Many of the best minds in the world of web design and development believe that content is the foundation of what we do.

But anyone who has actually been involved in the process of building a website or web app knows that content is all too often left to the very last moment.

Clients say they’ll “get it to you” … week after week after week. They’ll ask if you can’t just “design it anyway.” Or, possibly worse, ask you to “just write something up.”

High-fidelity designs land in copywriters’ inboxes, dotted here and there with neat little boxes placed just so and packed, for the moment, with lorem ipsum.

And whole websites go live, filled with awkward phrases, outright typos, and wildly inconsistent tonal shifts.

If you ask me, all this is putting the cart before the house.
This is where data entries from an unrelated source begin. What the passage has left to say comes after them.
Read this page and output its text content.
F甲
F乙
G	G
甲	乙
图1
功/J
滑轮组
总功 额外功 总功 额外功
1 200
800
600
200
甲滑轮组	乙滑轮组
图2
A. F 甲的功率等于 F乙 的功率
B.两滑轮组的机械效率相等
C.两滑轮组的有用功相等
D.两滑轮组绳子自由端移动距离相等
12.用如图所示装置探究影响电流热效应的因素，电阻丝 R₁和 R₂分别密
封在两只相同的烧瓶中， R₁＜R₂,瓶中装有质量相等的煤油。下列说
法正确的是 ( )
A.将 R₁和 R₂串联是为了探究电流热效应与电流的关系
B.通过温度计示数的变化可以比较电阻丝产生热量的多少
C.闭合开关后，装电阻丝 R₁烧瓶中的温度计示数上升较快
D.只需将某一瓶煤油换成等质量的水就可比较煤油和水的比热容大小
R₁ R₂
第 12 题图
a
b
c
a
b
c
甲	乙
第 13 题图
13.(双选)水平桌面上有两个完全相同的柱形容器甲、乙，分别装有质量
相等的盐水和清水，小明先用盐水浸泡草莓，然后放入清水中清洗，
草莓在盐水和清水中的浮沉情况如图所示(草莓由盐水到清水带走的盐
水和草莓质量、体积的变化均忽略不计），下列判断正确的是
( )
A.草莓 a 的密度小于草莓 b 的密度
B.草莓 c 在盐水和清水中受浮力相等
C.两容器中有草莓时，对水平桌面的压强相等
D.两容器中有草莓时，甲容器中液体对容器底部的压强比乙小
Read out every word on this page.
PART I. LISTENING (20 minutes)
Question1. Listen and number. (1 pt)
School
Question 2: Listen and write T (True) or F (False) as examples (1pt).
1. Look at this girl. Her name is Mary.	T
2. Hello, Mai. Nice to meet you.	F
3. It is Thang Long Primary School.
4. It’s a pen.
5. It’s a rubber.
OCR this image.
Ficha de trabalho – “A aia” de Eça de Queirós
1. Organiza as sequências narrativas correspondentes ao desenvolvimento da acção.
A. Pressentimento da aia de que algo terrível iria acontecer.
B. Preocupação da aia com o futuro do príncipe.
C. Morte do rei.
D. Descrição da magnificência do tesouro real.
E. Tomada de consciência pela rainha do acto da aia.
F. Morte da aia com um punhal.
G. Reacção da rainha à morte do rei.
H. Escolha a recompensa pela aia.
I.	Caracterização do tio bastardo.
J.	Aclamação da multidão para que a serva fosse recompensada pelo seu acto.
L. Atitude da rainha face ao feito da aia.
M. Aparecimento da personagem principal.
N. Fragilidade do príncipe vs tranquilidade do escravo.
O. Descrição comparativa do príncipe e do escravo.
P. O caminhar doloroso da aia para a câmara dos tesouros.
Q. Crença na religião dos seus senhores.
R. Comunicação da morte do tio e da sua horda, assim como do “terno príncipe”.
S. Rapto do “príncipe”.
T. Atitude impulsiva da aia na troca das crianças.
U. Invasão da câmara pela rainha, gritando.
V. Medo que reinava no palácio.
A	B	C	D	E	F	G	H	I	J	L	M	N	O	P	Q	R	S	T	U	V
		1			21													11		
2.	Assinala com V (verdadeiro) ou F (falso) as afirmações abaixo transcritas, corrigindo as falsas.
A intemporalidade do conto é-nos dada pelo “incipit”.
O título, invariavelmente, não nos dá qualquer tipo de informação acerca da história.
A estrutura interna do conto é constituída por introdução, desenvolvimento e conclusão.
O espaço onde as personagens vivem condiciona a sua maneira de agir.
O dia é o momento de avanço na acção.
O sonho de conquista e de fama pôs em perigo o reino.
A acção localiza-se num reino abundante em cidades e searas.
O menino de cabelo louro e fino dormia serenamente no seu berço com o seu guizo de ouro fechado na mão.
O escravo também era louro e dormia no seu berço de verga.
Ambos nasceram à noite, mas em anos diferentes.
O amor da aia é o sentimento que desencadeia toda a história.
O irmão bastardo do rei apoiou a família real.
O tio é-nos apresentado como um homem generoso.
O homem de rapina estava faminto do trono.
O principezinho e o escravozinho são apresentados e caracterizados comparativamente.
It’s as if the internet has so upended the idea of publishing that we don’t even think of what we do as publishing anymore.

But rest assured: we’re still publishing. And that means we owe it ourselves, our clients, and everyone else out there on the web to care more about our content. To put the cart before the horse, and build our designs to fit the content, instead of struggling to fit content into designs that were built in a black box.

So we at Webflow put this book together to help you (and your clients) finally put content first.

It’ll help you explain to clients why you need content from them before you start the design. It’ll help you build a design that’s flexible enough to handle content created by anyone. And it’ll help you plan for the creation of content that gets people visiting your website because it answers their questions.

Finally, it’ll give you actionable tips and handy tools for creating better new content and fixing existing content — a website improvement technique that’s both easier, and often, more effective, than any redesign.